Potevamo, io e mia sorella, essere gli unici esseri rimasti in vita in quest'orrenda carneficina?
    Sopravvivemmo di scorte abbandonate, riparandoci dalle intemperie e dalla notte in quel bunker in cui fummo imprigionati, anche se per poco.
Io e Paula sapevamo che ciò che stava succedendo, non era il solo frutto di quei mostri che Hiter aveva risvegliato con gli esperimenti; sapevamo che c'era un orrendo disegno dietro tutto questo, architettato da lui stesso: ma come poteva comandare quelle infernali truppe, se dal portellone non uscì mai? Le Tenebre si muovevano con una geometria complessa ma ordinata, come se seguissero gli ordini di un grande generale. Io e Paula, fino ad ora, non riuscimmo mai a capire. Non riuscimmo nemmeno a capire come nostro fratello, sangue del nostro sangue, riuscì a commettere tali atrocità, come riuscì a sterminare tutte quelle brave persone che aveva rinchiuso nei campi di concentramento, condannati dal loro essere “ebrei”, come riuscì a scatenare quell'apocalisse senza alcun tipo di freno inibitore.

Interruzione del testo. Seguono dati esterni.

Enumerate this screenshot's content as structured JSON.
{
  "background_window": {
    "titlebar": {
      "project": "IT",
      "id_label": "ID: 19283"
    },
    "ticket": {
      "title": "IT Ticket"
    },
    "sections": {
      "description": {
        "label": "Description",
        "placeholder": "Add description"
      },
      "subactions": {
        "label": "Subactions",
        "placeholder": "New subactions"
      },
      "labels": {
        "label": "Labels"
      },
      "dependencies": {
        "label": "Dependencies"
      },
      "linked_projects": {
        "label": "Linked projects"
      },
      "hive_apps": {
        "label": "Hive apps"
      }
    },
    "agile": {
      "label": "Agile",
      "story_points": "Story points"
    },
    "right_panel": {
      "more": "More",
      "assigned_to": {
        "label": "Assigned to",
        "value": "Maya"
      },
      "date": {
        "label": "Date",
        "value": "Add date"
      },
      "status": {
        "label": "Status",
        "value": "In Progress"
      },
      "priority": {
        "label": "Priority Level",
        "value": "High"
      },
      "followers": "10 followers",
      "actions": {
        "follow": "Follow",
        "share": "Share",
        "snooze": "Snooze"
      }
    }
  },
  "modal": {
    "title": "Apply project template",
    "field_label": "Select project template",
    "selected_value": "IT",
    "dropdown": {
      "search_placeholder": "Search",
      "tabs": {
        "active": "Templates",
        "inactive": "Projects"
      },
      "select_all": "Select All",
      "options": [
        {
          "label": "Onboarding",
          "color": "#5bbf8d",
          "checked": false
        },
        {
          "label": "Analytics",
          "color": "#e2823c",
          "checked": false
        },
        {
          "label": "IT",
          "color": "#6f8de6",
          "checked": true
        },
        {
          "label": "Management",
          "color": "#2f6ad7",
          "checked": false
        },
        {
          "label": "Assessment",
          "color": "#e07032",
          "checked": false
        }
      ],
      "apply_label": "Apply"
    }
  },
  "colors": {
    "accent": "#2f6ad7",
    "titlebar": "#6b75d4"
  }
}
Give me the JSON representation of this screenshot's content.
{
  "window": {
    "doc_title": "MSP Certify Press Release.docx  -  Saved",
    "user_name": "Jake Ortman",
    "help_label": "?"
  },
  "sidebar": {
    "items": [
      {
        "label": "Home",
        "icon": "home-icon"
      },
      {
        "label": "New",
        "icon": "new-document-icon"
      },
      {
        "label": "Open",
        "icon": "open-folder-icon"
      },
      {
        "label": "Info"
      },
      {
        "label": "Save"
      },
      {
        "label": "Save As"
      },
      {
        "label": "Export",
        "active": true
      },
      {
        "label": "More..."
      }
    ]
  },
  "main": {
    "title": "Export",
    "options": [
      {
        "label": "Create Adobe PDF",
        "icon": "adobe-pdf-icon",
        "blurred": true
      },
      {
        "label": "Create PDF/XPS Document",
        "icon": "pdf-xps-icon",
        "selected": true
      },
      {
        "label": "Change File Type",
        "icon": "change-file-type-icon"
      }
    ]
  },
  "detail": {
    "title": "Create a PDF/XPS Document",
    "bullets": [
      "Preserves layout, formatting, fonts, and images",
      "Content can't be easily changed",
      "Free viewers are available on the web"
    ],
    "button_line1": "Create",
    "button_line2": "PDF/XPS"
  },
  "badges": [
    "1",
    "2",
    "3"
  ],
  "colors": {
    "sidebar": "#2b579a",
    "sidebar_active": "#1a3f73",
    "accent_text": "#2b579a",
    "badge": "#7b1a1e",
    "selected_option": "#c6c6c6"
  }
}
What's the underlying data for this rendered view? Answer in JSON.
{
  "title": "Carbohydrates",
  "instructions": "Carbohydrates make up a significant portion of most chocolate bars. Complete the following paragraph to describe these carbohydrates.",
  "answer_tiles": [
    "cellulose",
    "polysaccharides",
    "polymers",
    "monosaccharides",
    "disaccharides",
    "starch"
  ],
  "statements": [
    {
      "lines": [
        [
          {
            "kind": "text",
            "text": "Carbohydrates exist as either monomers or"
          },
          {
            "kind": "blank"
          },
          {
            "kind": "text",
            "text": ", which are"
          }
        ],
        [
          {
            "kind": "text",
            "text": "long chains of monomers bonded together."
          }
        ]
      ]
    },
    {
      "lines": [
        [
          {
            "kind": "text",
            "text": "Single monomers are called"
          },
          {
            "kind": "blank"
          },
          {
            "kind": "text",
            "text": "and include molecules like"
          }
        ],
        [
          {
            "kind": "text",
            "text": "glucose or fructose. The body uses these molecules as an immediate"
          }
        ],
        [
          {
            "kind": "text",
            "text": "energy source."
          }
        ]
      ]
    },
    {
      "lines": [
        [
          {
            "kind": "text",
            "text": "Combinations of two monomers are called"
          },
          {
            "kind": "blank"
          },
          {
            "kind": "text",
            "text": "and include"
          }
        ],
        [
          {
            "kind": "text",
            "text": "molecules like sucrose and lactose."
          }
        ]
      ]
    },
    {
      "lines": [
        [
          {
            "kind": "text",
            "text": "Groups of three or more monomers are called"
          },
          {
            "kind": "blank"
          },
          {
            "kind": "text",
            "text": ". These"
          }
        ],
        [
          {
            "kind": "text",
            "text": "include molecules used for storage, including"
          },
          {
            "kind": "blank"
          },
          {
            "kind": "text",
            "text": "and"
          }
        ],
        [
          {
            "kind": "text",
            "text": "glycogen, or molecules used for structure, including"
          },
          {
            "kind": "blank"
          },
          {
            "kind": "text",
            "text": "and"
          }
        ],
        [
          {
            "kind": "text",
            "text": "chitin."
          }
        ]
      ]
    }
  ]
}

    Ora che Paula non è più al mio fianco ho perso la speranza. Ora che me l'hanno portata via, non ritengo più necessario vivere, combattere, fermarlo. Ora aspetto che tornino, che mi portino via, nella speranza di rivedere un'ultima volta la mia cara sorellina.

    Stanno arrivando. Posso sentire i loro lamenti, il fracasso che si portano dietro quando si muovono. Mi troveranno qui, davanti a quell'orrenda porta che mai sono riuscito ad aprire, e che mai aprirò. Sotterrerò questo diario vicino ad uno dei pilastri, su cui segnerò gli indizi che ne rileveranno la posizione. Spero che qualcuno disseppellisca questo diario e trovi il coraggio di combattere contro mio fratello. Spero che trovi quel coraggio che io non ho saputo trovare.
«Ci rivedremo presto, mia piccola Paula.»